Rounding off the night was crowd pleasing performances by Eurovision alum Lucie Jones, and this year’s hopeful SuRie, leaving everyone in the goodwill mood of the real Eurovision. Gloriously over the top, the evening was an absolute treat for fans of the shows themselves and theatreland regulars alike.

I don’t think I will ever be quite ready for West End Eurovision, but you can bet that I’ll definitely be back next year.


West End Eurovision News Report

The cast of the West End’s longest running musical, The Phantom of the Opera, were hailed the stars of West End Eurovision 2018, scoring a remarkable double victory.

Performing Conchita Wurst’s 2014 winning song ‘Rise Like a Phoenix’, and earing top marks of 106 – 36 ahead of their nearest rivals, Dreamgirls.

The Phantom of the Opera entry was voted overall winner and was also awarded the Judges Award – Best Creative from the  judging panel of choreographer, director and showbiz legend Arlene Phillips, John Partridge and stand up star Tom Allen.

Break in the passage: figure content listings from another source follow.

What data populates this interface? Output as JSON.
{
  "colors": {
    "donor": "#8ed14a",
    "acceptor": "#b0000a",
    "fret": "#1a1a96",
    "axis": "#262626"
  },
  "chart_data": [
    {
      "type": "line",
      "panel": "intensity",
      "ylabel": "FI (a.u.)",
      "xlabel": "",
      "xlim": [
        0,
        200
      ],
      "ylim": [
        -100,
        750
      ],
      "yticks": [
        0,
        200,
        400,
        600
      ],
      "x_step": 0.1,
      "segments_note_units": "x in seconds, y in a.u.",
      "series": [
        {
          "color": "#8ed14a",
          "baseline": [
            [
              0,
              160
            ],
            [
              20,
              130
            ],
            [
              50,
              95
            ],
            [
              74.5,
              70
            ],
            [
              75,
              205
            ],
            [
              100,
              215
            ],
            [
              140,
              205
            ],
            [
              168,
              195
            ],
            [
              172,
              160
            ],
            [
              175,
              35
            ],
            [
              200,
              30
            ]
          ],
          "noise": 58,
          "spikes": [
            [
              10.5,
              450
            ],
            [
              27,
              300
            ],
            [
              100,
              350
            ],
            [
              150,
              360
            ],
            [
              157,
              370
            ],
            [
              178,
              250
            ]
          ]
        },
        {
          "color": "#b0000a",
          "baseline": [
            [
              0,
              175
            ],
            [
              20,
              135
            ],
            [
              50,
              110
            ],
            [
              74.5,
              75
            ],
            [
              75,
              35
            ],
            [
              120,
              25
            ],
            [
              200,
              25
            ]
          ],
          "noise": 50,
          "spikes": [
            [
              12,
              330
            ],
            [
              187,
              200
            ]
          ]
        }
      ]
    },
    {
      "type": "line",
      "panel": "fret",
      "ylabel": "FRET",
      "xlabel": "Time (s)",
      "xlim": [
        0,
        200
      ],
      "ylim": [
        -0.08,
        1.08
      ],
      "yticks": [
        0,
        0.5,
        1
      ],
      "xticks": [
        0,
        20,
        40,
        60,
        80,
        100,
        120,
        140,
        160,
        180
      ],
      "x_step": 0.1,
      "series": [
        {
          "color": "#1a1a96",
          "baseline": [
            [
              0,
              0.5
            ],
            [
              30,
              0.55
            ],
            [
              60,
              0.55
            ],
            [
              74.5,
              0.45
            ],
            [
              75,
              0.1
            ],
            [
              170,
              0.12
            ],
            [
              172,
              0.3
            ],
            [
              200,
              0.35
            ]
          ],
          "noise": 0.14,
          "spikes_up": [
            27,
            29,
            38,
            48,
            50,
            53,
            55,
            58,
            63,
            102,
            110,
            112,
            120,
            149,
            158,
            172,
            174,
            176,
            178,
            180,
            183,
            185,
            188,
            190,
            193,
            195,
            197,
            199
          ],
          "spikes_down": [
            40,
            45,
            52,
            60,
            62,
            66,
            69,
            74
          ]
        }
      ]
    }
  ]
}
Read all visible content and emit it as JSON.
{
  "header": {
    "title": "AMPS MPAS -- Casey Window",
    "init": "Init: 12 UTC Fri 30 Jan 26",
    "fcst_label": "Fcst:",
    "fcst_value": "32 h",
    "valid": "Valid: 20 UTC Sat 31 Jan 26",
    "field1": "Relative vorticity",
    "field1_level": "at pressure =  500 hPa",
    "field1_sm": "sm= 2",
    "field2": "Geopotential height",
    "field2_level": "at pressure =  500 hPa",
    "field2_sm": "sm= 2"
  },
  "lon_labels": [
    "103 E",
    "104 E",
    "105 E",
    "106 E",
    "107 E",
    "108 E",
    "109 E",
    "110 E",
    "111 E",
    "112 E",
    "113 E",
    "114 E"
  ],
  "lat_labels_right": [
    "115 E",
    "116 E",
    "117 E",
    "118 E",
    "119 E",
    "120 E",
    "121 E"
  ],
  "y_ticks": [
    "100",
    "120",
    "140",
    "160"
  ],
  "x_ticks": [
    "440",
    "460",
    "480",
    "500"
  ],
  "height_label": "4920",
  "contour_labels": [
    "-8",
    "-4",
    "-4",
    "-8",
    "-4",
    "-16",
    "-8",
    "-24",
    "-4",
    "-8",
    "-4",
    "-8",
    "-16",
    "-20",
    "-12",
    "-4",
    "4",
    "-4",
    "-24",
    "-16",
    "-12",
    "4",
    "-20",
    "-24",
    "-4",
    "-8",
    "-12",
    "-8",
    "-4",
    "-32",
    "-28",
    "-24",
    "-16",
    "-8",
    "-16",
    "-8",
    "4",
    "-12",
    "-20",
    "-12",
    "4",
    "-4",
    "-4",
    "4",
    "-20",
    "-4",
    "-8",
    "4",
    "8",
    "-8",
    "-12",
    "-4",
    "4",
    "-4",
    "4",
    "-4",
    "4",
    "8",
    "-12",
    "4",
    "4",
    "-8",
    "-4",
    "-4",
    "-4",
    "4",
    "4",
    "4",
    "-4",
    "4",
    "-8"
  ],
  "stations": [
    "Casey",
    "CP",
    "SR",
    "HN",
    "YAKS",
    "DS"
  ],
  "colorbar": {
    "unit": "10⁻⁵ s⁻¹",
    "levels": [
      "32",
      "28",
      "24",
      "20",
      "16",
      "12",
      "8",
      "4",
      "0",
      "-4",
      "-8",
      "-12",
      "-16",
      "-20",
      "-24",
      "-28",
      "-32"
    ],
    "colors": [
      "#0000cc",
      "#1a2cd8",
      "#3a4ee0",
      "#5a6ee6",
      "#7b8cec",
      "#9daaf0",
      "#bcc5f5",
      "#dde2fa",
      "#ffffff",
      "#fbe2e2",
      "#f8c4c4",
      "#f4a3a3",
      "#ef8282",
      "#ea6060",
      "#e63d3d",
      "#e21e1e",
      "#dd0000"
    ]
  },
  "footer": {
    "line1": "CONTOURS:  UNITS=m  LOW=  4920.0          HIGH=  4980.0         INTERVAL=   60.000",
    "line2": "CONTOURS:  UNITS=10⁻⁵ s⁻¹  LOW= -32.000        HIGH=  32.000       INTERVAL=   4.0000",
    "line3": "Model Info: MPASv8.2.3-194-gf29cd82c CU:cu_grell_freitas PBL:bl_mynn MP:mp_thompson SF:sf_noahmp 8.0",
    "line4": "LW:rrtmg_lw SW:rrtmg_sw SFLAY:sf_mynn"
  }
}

Featuring a cast of bearded characters including Conchita, Alphaba, Princess Jasmine and The Bearded Lady from The Greatest Showman and a fabulous quick change dress transfornation, The Phantom of the Opera cast stormed the event winning more top marks than any other

The third trophy of the night, the Best Ident, voted for by public text vote, was won by Hamilton.

The final result was:

1. The Phantom of the Opera – 106 votes
2. Dreamgirls – 70 votes
3. Aladdin – 60 votes
4. Young Frankenstein – 50 votes
5. 42nd Streeet – 42 votes
6. Kinky Boots – 38 votes
7. Mamma Mia – 32 votes
8. Hamilton –  24 votes
The evening also featured two epic performances by this year’s UK entry, SuRie performing the emotive and uplifting track Storm tha t carriesthe hopes of the UK at the 63rd Eurovision Song Contest in Lisbon, Portugal on Saturday 12 May, and musical theatre leading actress Lucie Jones who represented the UK in 2017 with the nation’s best showing in eight years – with a dance version of her entry, Never Give Up On You.

Legendary charity production West End Eurovision was staged at the Shaftesbury Theatre for the first time in four years and was a sold-out strorming success.

Melanie Tranter, chair of the Make A Difference Trust said: ”We are delighted to welcome back West End Eurovision and look forward to it becoming one of our annual fundraisers. Last night’s event was a testament to the generosity of the amazing people in the theatre community coming together to support the Trust. The funds raised will help us to continue our work supporting those living with of affected by HIV and AIDS. Congratulations to The Phantom of the Opera for a well deserved win. We all look forward to them defending the trophy next year.”

Since the first West End Eurovision contest was staged in 2008, the event has raised thousands to support the MAD Trust. The Trust works with its partners to support HIV and AIDS projects both in the UK and Sub-Saharan Africa building awareness and providing care support and education.